The Layering That Actually Matters

Rythm is not a replacement for your spam filter. It sits on top of it.

Gmail’s spam filter catches the obvious mass fraud (Nigerian princes, malware attachments, credential-harvesting links from known-bad domains). Outlook’s filter does similar work. Proofpoint, Mimecast, and Abnormal do this work at the enterprise scale with more elaborate content analysis and sandboxing. These filters are the first layer. They do real work, and Rythm does not try to replace them.

What they cannot do is stop the email that is not technically spam. The clean, professional, well-written message from a sender you have never corresponded with. The cold pitch. The BEC attempt that spent three weeks reading your real thread before striking. The AI-written outreach that passes every content heuristic because it is, technically, indistinguishable from legitimate outreach.

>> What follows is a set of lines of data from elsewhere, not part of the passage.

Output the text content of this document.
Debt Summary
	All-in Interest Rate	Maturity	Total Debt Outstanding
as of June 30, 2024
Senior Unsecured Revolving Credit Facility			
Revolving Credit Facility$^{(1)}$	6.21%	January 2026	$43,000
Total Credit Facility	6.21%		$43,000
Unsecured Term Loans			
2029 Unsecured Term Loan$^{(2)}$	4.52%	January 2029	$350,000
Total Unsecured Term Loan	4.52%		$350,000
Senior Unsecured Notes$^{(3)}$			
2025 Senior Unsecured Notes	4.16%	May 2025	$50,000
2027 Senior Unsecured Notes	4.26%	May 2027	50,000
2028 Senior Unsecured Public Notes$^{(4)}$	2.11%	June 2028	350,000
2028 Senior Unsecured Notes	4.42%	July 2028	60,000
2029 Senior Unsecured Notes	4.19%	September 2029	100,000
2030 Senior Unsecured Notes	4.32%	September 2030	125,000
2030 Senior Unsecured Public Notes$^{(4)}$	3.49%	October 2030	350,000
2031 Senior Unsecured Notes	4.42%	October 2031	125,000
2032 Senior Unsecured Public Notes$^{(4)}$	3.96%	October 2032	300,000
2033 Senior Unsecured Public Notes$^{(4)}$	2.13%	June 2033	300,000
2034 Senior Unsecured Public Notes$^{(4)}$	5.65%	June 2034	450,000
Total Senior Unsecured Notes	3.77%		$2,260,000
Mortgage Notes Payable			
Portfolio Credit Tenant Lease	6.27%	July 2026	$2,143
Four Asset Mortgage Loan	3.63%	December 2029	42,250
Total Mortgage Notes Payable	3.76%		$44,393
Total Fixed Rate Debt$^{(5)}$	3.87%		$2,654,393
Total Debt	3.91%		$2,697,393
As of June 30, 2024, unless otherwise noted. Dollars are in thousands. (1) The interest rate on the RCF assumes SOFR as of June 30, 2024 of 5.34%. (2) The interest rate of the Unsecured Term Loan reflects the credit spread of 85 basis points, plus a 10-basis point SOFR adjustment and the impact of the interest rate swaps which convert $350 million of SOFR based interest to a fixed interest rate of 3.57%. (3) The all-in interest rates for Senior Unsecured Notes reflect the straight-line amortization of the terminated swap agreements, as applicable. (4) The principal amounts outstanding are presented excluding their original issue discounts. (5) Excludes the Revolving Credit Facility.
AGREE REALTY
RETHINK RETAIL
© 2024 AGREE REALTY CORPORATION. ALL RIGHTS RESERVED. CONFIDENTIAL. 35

That is the layer Rythm adds. Not a better version of the content filter. A different kind of filter, one that does not care what the email says, only whether the sender cared enough to pay to be heard.

The two layers together handle more of the threat space than either layer alone. Your spam filter handles mass mechanical spam. Rythm handles unknown-sender intent.

Why This Framing Matters for Users

When someone asks, “does Rythm stop AI phishing,” the honest answer is not “yes” or “no.” The honest answer is, “Rythm collapses the economics of mass phishing, including AI-written mass phishing. It does not try to detect one-off targeted phishing through content. Those are different attacks with different defenses, and Rythm does the former structurally.”

This is worth saying clearly because the industry uses “AI phishing protection” as a marketing wrapper and the phrase has come to mean almost nothing. Many vendors claiming to stop AI phishing are using AI content classifiers that are themselves trained on AI phishing, which is the same arms race with new skins.

Rythm’s frame is different. The attacker’s ability to write clean prose is not relevant if the attacker cannot afford to reach the inbox. That is what behavior-based filtering actually means.

The Cleaner Version of the Pitch

You do not need a smarter guessing machine. You need a filter that does not have to guess. Identity is not a content signal; it is a membership question. Intention is not a linguistic signal; it is a payment signal. Behavior is not a language model output; it is a sequence of observable actions.

Rythm runs on the two signals that cannot be faked by better prose: is this sender known to you, and did they value reaching you enough to put a tiny amount on the line? Those two signals collapse most of the volume of what used to be called spam and what is now called phishing.

The arms race is somebody else’s war. Rythm built the filter you need when you want out of that war entirely.